Something that everyone must understand is that when I was little, I only viewed myself through the age of about 18. I knew who I wanted to be when in middle school and in high school as well. I never thought of myself out of high school. So when it came time for college, I was a little less prepared, but prepared all the same. I have lived the past few years in a slight fog, knowing slightly what I wanted to do and who I wanted to be, but never exactly planned out like I had done with the first 18 years of my life. Now that the giant unknown abyss of life is approaching ever so quickly, I don't have the slightest notion of what I want to do. It scares me. I am scared. How am I supposed to live my life when I have no idea at all who I want to be? What is going to happen to the friendships I have made these years in college. I know that not all of them will continue, it's impossible to think they would. But how am I to choose who is important enough to try to remain friends with? I feel sick just thinking about this. I don't want to lose contact. I want to put the rewind button on repeat. These have been some amazing years of my life. I have grown up so much, and wouldn't change anything for the world, because I love who I am, and what I have done. Of course there have been things that I wish hadn't happened, but, if they hadn't happened, I wouldn't be where I am today. I don't want things to change. I don't want to go back to hating life. I don't want to go back to who I was without these people. I can't stop this mindset that I am in. Everything is the last. Nothing is new. I feel dizzy thinking about life. What is life, why do we stride for what we do? Why did I go to art school? Have I screwed myself royally? There are so many things I need to talk about. I need the time to voice what is occuring in my brain. I need someone to speak at.
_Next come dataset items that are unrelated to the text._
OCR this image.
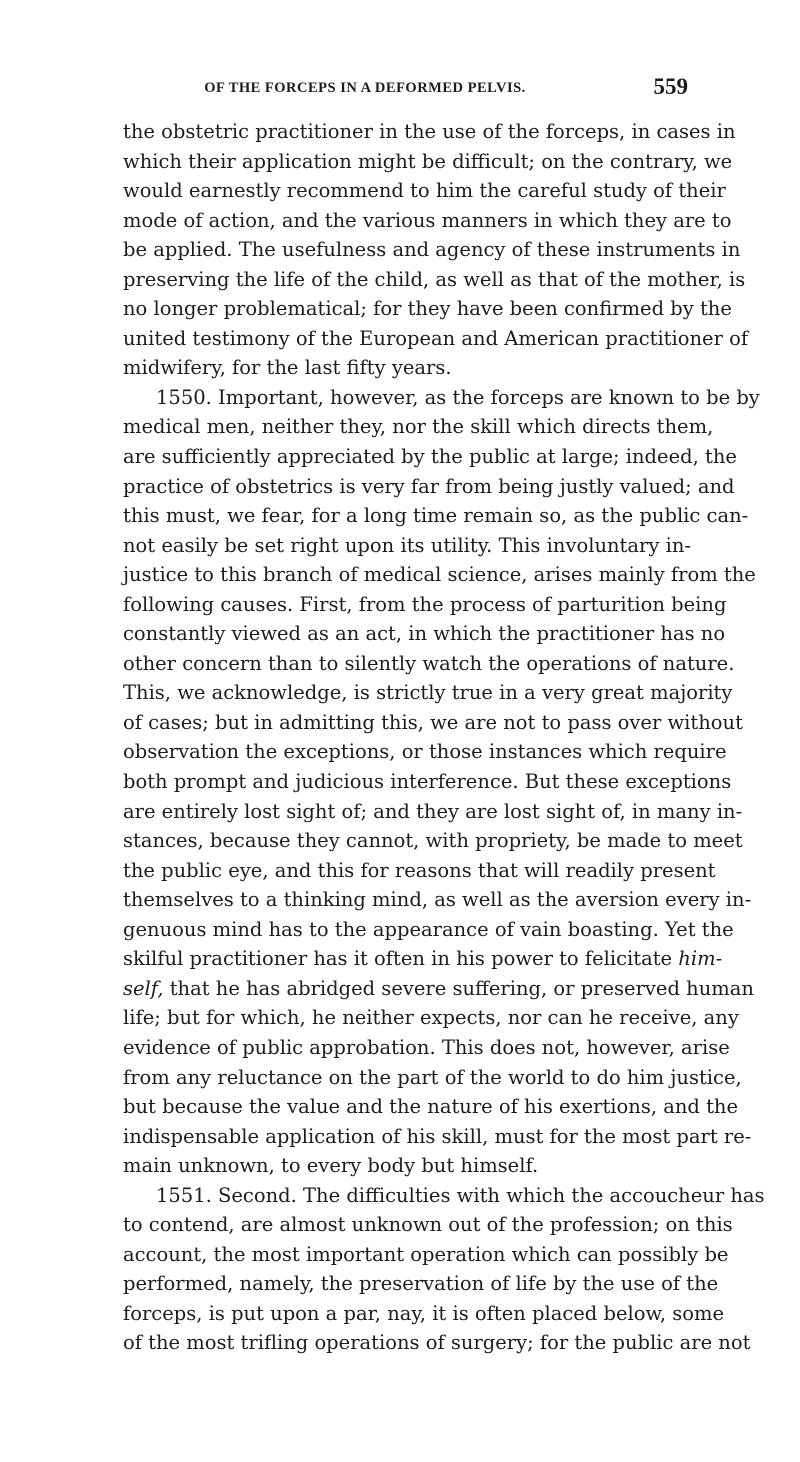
OF THE FORCEPS IN A DEFORMED PELVIS.	559
the obstetric practitioner in the use of the forceps, in cases in
which their application might be difficult; on the contrary, we
would earnestly recommend to him the careful study of their
mode of action, and the various manners in which they are to
be applied. The usefulness and agency of these instruments in
preserving the life of the child, as well as that of the mother, is
no longer problematical; for they have been confirmed by the
united testimony of the European and American practitioner of
midwifery, for the last fifty years.
1550. Important, however, as the forceps are known to be by
medical men, neither they, nor the skill which directs them,
are sufficiently appreciated by the public at large; indeed, the
practice of obstetrics is very far from being justly valued; and
this must, we fear, for a long time remain so, as the public can-
not easily be set right upon its utility. This involuntary in-
justice to this branch of medical science, arises mainly from the
following causes. First, from the process of parturition being
constantly viewed as an act, in which the practitioner has no
other concern than to silently watch the operations of nature.
This, we acknowledge, is strictly true in a very great majority
of cases; but in admitting this, we are not to pass over without
observation the exceptions, or those instances which require
both prompt and judicious interference. But these exceptions
are entirely lost sight of; and they are lost sight of, in many in-
stances, because they cannot, with propriety, be made to meet
the public eye, and this for reasons that will readily present
themselves to a thinking mind, as well as the aversion every in-
genuous mind has to the appearance of vain boasting. Yet the
skilful practitioner has it often in his power to felicitate him-
self, that he has abridged severe suffering, or preserved human
life; but for which, he neither expects, nor can he receive, any
evidence of public approbation. This does not, however, arise
from any reluctance on the part of the world to do him justice,
but because the value and the nature of his exertions, and the
indispensable application of his skill, must for the most part re-
main unknown, to every body but himself.
1551. Second. The difficulties with which the accoucheur has
to contend, are almost unknown out of the profession; on this
account, the most important operation which can possibly be
performed, namely, the preservation of life by the use of the
forceps, is put upon a par, nay, it is often placed below, some
of the most trifling operations of surgery; for the public are not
All in all, I truly wish I was back in Ireland. I can't help but think this all the time. I really badly don't want to be in the US, the only thing that is keeping me here is my family. I can say that yes, friends are keeping me here as well, but they are less perminant. My family has always and will always be there for me, that's why I think it's so hard for me to let go of them. I do really feel the need to go back to Ireland and live there. I don't know for how long, and I don't know when I will be able to go back, but I want to live there. Everything about it makes me smile. The people, the culture, the life, the time, the landscape, the words. I don't want to go back, I need to go back. I think I left my time there unfinished. Who knows. All I know is that, the best time of my life was spent in Ireland, especially in the Burren. It's a separation from the world, it is it's own place. I truly need to go back. I think that once I graduate, I will work to save money to go back to Ireland, this is my goal. I am setting this goal as I write this, it's a new thought, and I swear I will live by it.

In the near future, I need people to be there for me, I need to be able to rely on my friends. I need to make art, I need to get everything off of my chest. I need to be more vocal with what I want, and what I have problems with. I need to be myself. But can't I just go back in time?